Alas, Vincent doesn’t have much better luck evading the law with his new face than he did with his old one; a cop “makes” him and corners him in a diner when he innocently pretends to be interested in horse racing at Bay Meadows and the diner’s proprietor tells him the season there ended a month earlier. Then he’s tracked down by Baker, the petty crook who picked him up during his escape and who demands $60,000 from Irene to leave Vincent alone, otherwise he’ll call the cops and get the $5,000 reward on him. The two have a confrontation with the Golden Gate Bridge looming over them, and Baker falls to his death onto the rocks by the beach — thereby leaving Vincent with a third corpse he’ll be accused of killing — though Baker’s information leads Vincent to confront Madge, whom he now realizes killed his wife and murdered George as well in order to frame him because, once she realized she’d never have him, she wanted to make sure no one else did either. Vincent writes a confession for Madge to sign, she refuses, the two confront each other and Madge hurls herself out of her apartment window, thereby committing suicide and depriving Vincent of the one witness who can exonerate him. (The TCM host said that because the Production Code frowned on criminals escaping justice by taking their own lives, Delmer Daves had to fudge the scene to make it look like it could have been an accident, but I’ve always read it as a suicide. He faked it by having her curtains billow up as she fell out the window — itself a visual quote from the scene at the end of The Maltese Falcon in which similarly billowing curtains indicate that Wilmer, played by Elisha Cook, Jr., has made his escape.) The only thing Vincent can still do is use the information Baker gave him to go to Benton, Arizona, where he can acquire false ID papers that will allow him to travel to South America, and he hides out in a small (and real) Peruvian village called Piura (apparently it’s a favorite destination for surfers, and we get a nice stock shot of a big wave so we believe it would be), where eventually Irene Jansen joins him (and Lauren Bacall gets to appear glamorous for the first time in the entire movie).  

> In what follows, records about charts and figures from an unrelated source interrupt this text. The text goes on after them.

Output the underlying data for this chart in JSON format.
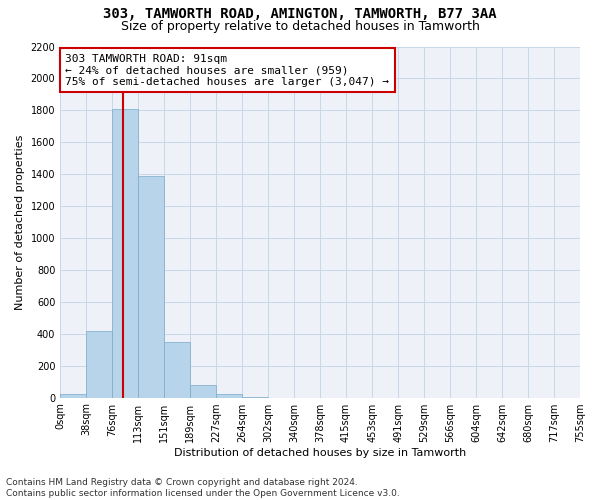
{
  "title": "303, TAMWORTH ROAD, AMINGTON, TAMWORTH, B77 3AA",
  "subtitle": "Size of property relative to detached houses in Tamworth",
  "xlabel": "Distribution of detached houses by size in Tamworth",
  "ylabel": "Number of detached properties",
  "bar_color": "#b8d4ea",
  "bar_edge_color": "#7aaac8",
  "grid_color": "#c8d8e8",
  "background_color": "#eef2f8",
  "annotation_box_color": "#cc0000",
  "annotation_line_color": "#cc0000",
  "annotation_line1": "303 TAMWORTH ROAD: 91sqm",
  "annotation_line2": "← 24% of detached houses are smaller (959)",
  "annotation_line3": "75% of semi-detached houses are larger (3,047) →",
  "property_value_sqm": 91,
  "bin_edges": [
    0,
    38,
    76,
    113,
    151,
    189,
    227,
    264,
    302,
    340,
    378,
    415,
    453,
    491,
    529,
    566,
    604,
    642,
    680,
    717,
    755
  ],
  "bin_counts": [
    20,
    420,
    1810,
    1390,
    350,
    80,
    25,
    5,
    0,
    0,
    0,
    0,
    0,
    0,
    0,
    0,
    0,
    0,
    0,
    0
  ],
  "ylim": [
    0,
    2200
  ],
  "yticks": [
    0,
    200,
    400,
    600,
    800,
    1000,
    1200,
    1400,
    1600,
    1800,
    2000,
    2200
  ],
  "footnote_line1": "Contains HM Land Registry data © Crown copyright and database right 2024.",
  "footnote_line2": "Contains public sector information licensed under the Open Government Licence v3.0.",
  "title_fontsize": 10,
  "subtitle_fontsize": 9,
  "xlabel_fontsize": 8,
  "ylabel_fontsize": 8,
  "tick_fontsize": 7,
  "annotation_fontsize": 8,
  "footnote_fontsize": 6.5
}
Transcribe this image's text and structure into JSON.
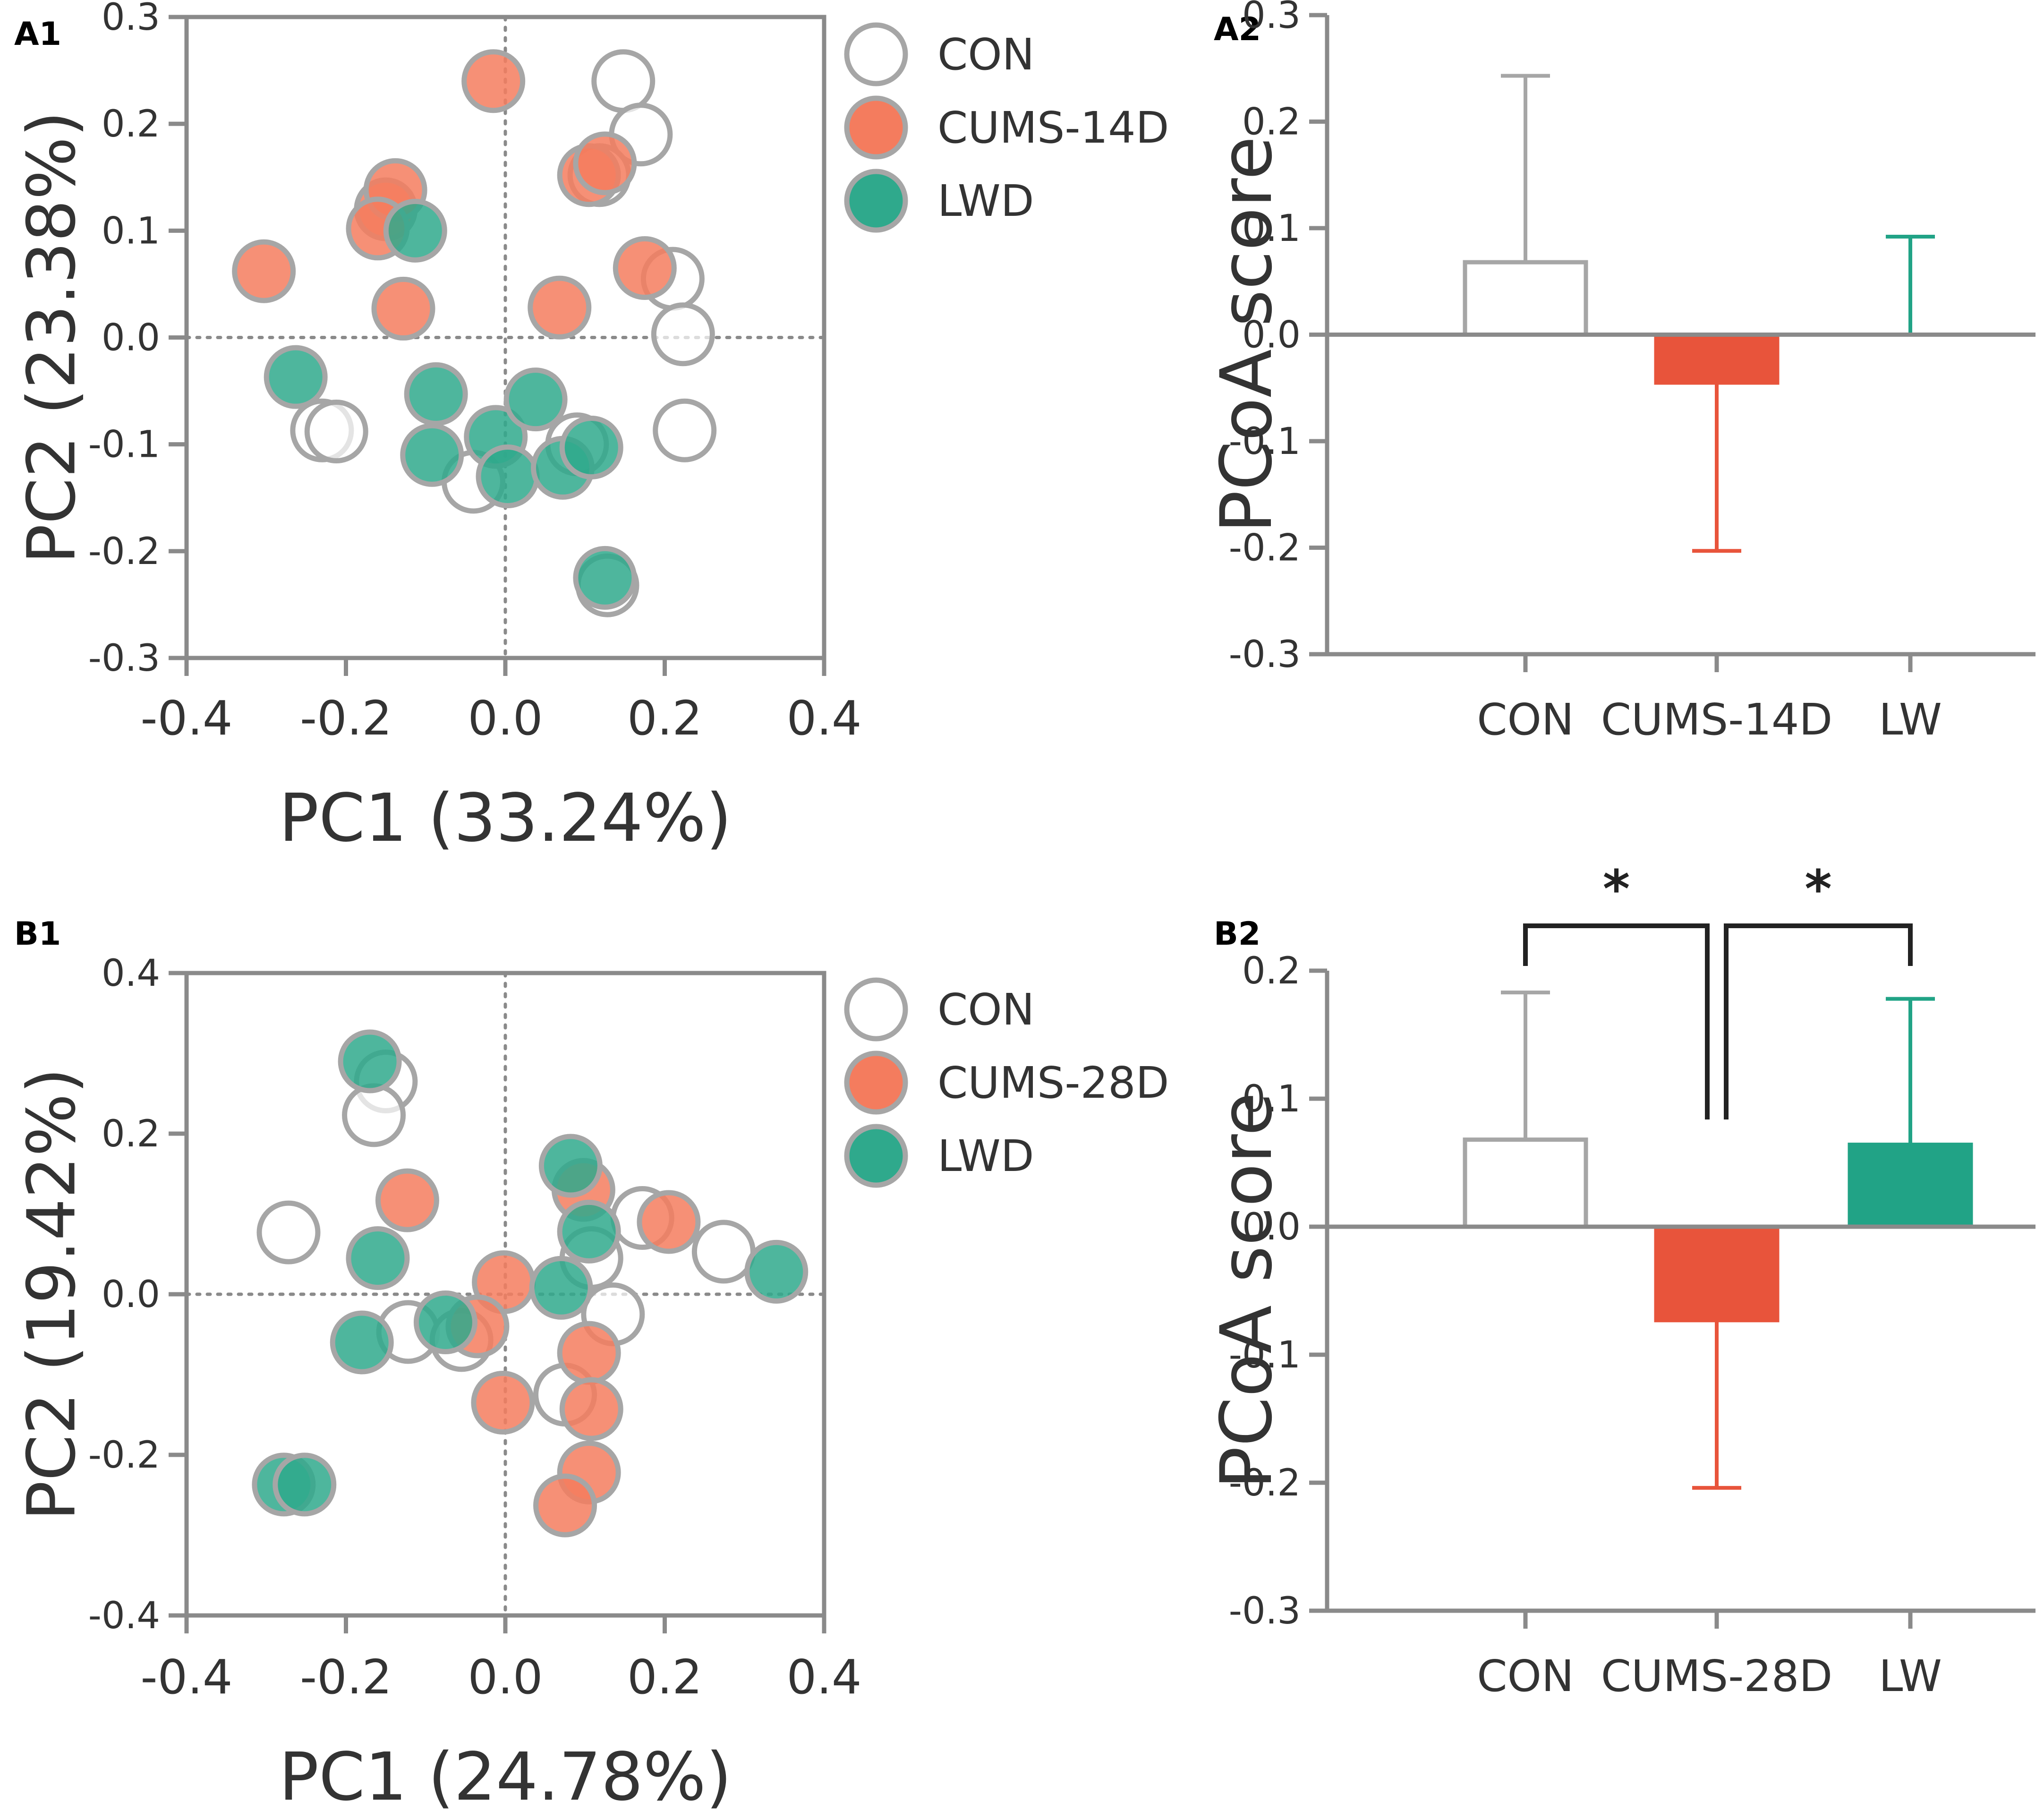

Dark Passage is an unusual movie, in some ways the closest Bogart ever came to making an Alfred Hitchcock movie; Daves was clearly influenced by the Master not only in the overall architecture of the plot but in such details as the strongly etched minor characters and the feeling of despair he puts his central character through as every person who could conceivably exonerate him meets a gruesome end. It’s also quite unusual — especially in the Production Code era — for us to be told the central character is innocent but for him never to be able to gain a legal exoneration; instead the “happy ending” is that he and his girlfriend will have to live out the rest of their lives as fugitives from justice in a foreign country. Daves also keeps the action claustrophobic; with very few opportunities for the chiaroscuro nighttime exteriors that usually define film noir, and with so much of the film taking place in Lauren Bacall’s apartment, he finds some quite inventive camera angles and keeps the “look” of the film very closed-in and oblique. One quirk of Dark Passage is that it was not only set in San Francisco but largely shot there, and though Bogart had previously made The Maltese Falcon, a successful (artistically and commercially) murder mystery set in San Francisco, without ever setting foot anywhere near there (a couple of establishing shots of the San Francisco Ferry Building taken by a second unit are the only scenes in The Maltese Falcon shot in the city), this one took advantage of some spectacular locations and, like Hitchcock in Vertigo 11 years later, Daves makes a great deal out of the verticality of San Francisco, its tall buildings, multiple hills, and fabled cable cars. Bogart and Bacall loved getting out of Hollywood to make this movie — the studio put them up at the Mark Hopkins Hotel and they, who had been working steadily since their relationship began on the set of To Have and Have Not, welcomed it as a studio-funded honeymoon even though every time Bogart emerged from the hotel, the predictable happened: fans crowded around him to get a glimpse of him.